Friday, September 13, 2002

Cooking Lesson Two: Date-Impressing Artichokes

Note: this is one of a series of cooking articles I'd started posting before I had the blog set up. I turned them into blog entries to keep them on the site.

Come off like a pro by making this easy-to-cook but intimidating vegetable.

Artichokes are a very impressive vegetable -- they intimidate most people, but they shouldn't! They're really a cinch to cook (hardly any work), and not hard to eat once you know what you're doing. Serving up artichokes will make you look like a serious cook -- and, while I don't know about their validity as the aphrodisiac they were once reputed to be, I do know that eating with your fingers and nibbling on your food can add a your date. We won't go into that, however! The lavish homemade sauce will make you look even more clever -- but you can skip it and just use melted butter with a little lemon juice mixed in.

Here's what you need: 2 artichokes. (They aren't hard to pick out -- just look for nice firm, fat-looking ones with as even a green color as possible.) Powdered mustard, garlic, olive oil and vinegar for the sauce. (Or butter and lemon juice)

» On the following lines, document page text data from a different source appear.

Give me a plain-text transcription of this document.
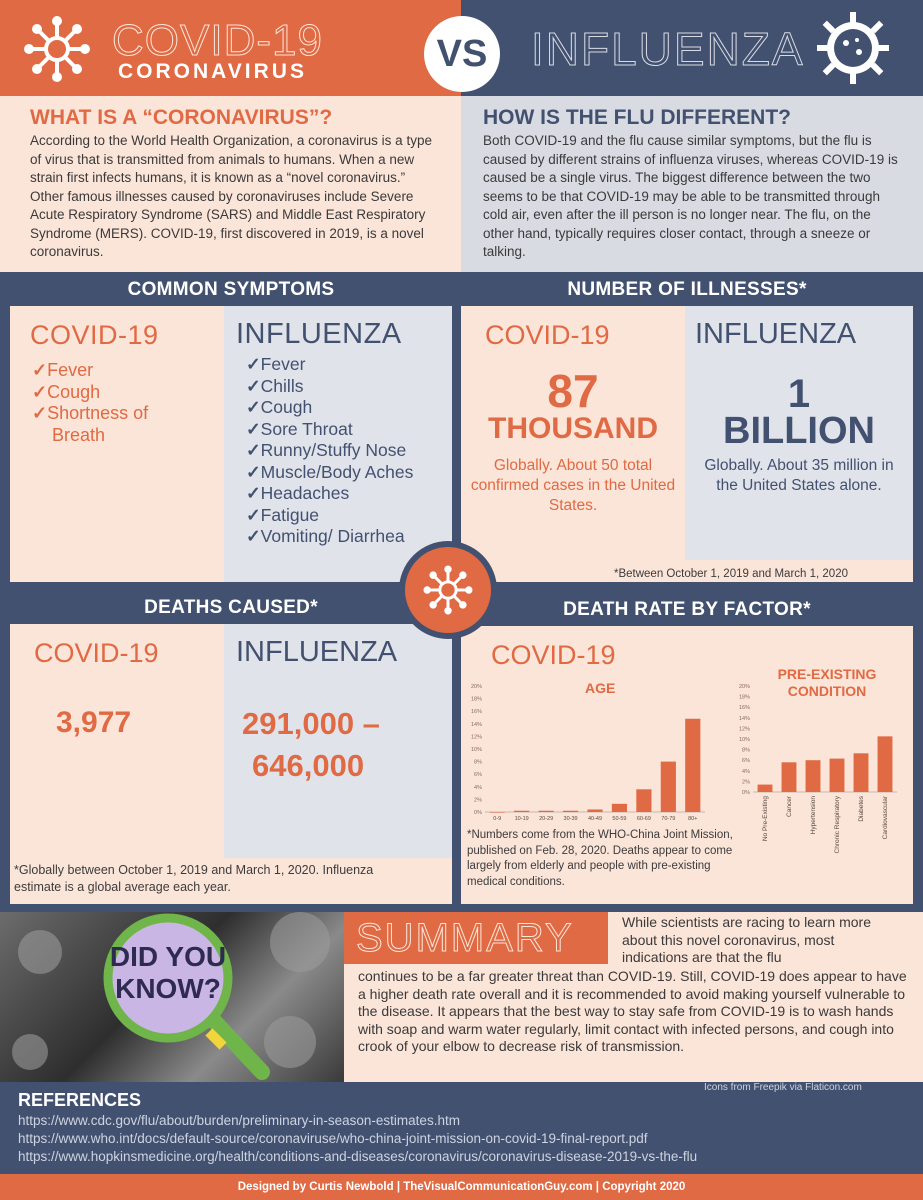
COVID-19
CORONAVIRUS	INFLUENZA
VS
WHAT IS A “CORONAVIRUS”?

According to the World Health Organization, a coronavirus is a type of virus that is transmitted from animals to humans. When a new strain first infects humans, it is known as a “novel coronavirus.” Other famous illnesses caused by coronaviruses include Severe Acute Respiratory Syndrome (SARS) and Middle East Respiratory Syndrome (MERS). COVID-19, first discovered in 2019, is a novel coronavirus.

HOW IS THE FLU DIFFERENT?

Both COVID-19 and the flu cause similar symptoms, but the flu is caused by different strains of influenza viruses, whereas COVID-19 is caused be a single virus. The biggest difference between the two seems to be that COVID-19 may be able to be transmitted through cold air, even after the ill person is no longer near. The flu, on the other hand, typically requires closer contact, through a sneeze or talking.

COMMON SYMPTOMS
COVID-19
✓ Fever
✓ Cough
✓ Shortness of Breath
INFLUENZA
✓ Fever
✓ Chills
✓ Cough
✓ Sore Throat
✓ Runny/Stuffy Nose
✓ Muscle/Body Aches
✓ Headaches
✓ Fatigue
✓ Vomiting/ Diarrhea
NUMBER OF ILLNESSES*
COVID-19
87
THOUSAND

Globally. About 50 total confirmed cases in the United States.

INFLUENZA
1
BILLION

Globally. About 35 million in the United States alone.

*Between October 1, 2019 and March 1, 2020
DEATHS CAUSED*
COVID-19
3,977
INFLUENZA
291,000 –
646,000

*Globally between October 1, 2019 and March 1, 2020. Influenza estimate is a global average each year.

DEATH RATE BY FACTOR*
COVID-19
AGE
PRE-EXISTING CONDITION
0%
2%
4%
6%
8%
10%
12%
14%
16%
18%
20%
0-9 10-19 20-29 30-39 40-49 50-59 60-69 70-79 80+
0%
2%
4%
6%
8%
10%
12%
14%
16%
18%
20%
No Pre-Existing	Cancer	Hypertension	Chronic Respiratory	Diabetes	Cardiovascular

*Numbers come from the WHO-China Joint Mission, published on Feb. 28, 2020. Deaths appear to come largely from elderly and people with pre-existing medical conditions.

DID YOU
KNOW?
SUMMARY	While scientists are racing to learn more about this novel coronavirus, most indications are that the flu

continues to be a far greater threat than COVID-19. Still, COVID-19 does appear to have a higher death rate overall and it is recommended to avoid making yourself vulnerable to the disease. It appears that the best way to stay safe from COVID-19 is to wash hands with soap and warm water regularly, limit contact with infected persons, and cough into crook of your elbow to decrease risk of transmission.

Icons from Freepik via Flaticon.com
REFERENCES
https://www.cdc.gov/flu/about/burden/preliminary-in-season-estimates.htm
https://www.who.int/docs/default-source/coronaviruse/who-china-joint-mission-on-covid-19-final-report.pdf
https://www.hopkinsmedicine.org/health/conditions-and-diseases/coronavirus/coronavirus-disease-2019-vs-the-flu
Designed by Curtis Newbold | TheVisualCommunicationGuy.com | Copyright 2020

First, start the artichokes. You want to clip off the pointy ends of the leaves -- I just use a pair of scissors. Then cut off the top 1/2" of the artichoke and the entire stem, taking off the bottom layer of leaves. To wash the artichokes, sort of spread out the leaves under running water, and then shake upside down. Place them upside down in a vegetable steamer over as much water as will fit in the pan without flooding the steamer, put a lid on the pan and put on the stove over high heat. Once the water is boiling, check the clock or set a timer, and just ignore them for the next 45 minutes. (If you are using a small pan, check to make sure the water hasn't boiled off every 10 minutes or so -- add more water as necessary.)

While the artichokes are steaming, fix the rest of your dinner (I suggest steak and rice, or something else simple) and then make your sauce (you can make the sauce as far ahead of time as you want). In a bowl put 1/2 teaspoon of powdered mustard, and either one chopped garlic clove or 1/2 teaspoon of prepared garlic (the little jars at the grocery store). Add 4 tablespoons of olive oil and 4 tablespoons of vinegar, stir and let sit.

To make sure that the artichokes are done, pull the pan off the heat, take off the lid and pull up one of the outer leaves with your fingers or a fork. If the leaf pulls off easily, you're ready to go.

Using tongs or something else that'll keep you from getting burnt, lift the artichokes out of the steamer carefully, and place them right-side-up on the plates. On the table, put a dish containing sauce between your date's plate and yours -- and make sure to put a big bowl or something similar to the side to put the discarded leaves in.

To eat the artichoke, pull a leaf off from the outside layer, and hold with your thumb on the inside (the side curving in). Dip into the sauce (you'll get to know how much sauce you like on you leaves as you eat) and then place the leaf between your front teeth about halfway into your mouth (inside, concave side, down). Bite down gently and scrape the flesh of the leaf into your mouth across your lower teeth as you grip the leaf with your upper teeth. Throw the skin of the leaf into the bowl you put on the table. Now do you see what I mean about that certain....something? (Especially if you get to, I mean have to teach your date how to eat it.) If you don't get a lot of flesh off the first several leaves, don't be frustrated -- the outer leaves have a lot less meat on them, and it will get better as you go in.

When you get to the tiny leaves in the middle -- you don't eat these. Pull them out and expose the
"choke", which is the part that looks like a lot of pale green hair. Use a spoon (or whatever) to scrape the entire choke out and get rid of it. Now, what you are looking at is the heart, which for many people is the highlight and big payoff of eating the whole thing. Cut it into chunks and eat it, dipping it into sauce. Or eat it whole if it's a small one.

(TIP: if you're one of the people intimidated by artichokes, make one for yourself and practice first -- then you'll impress your date even more with your sauve, worldy artichoke eating style!)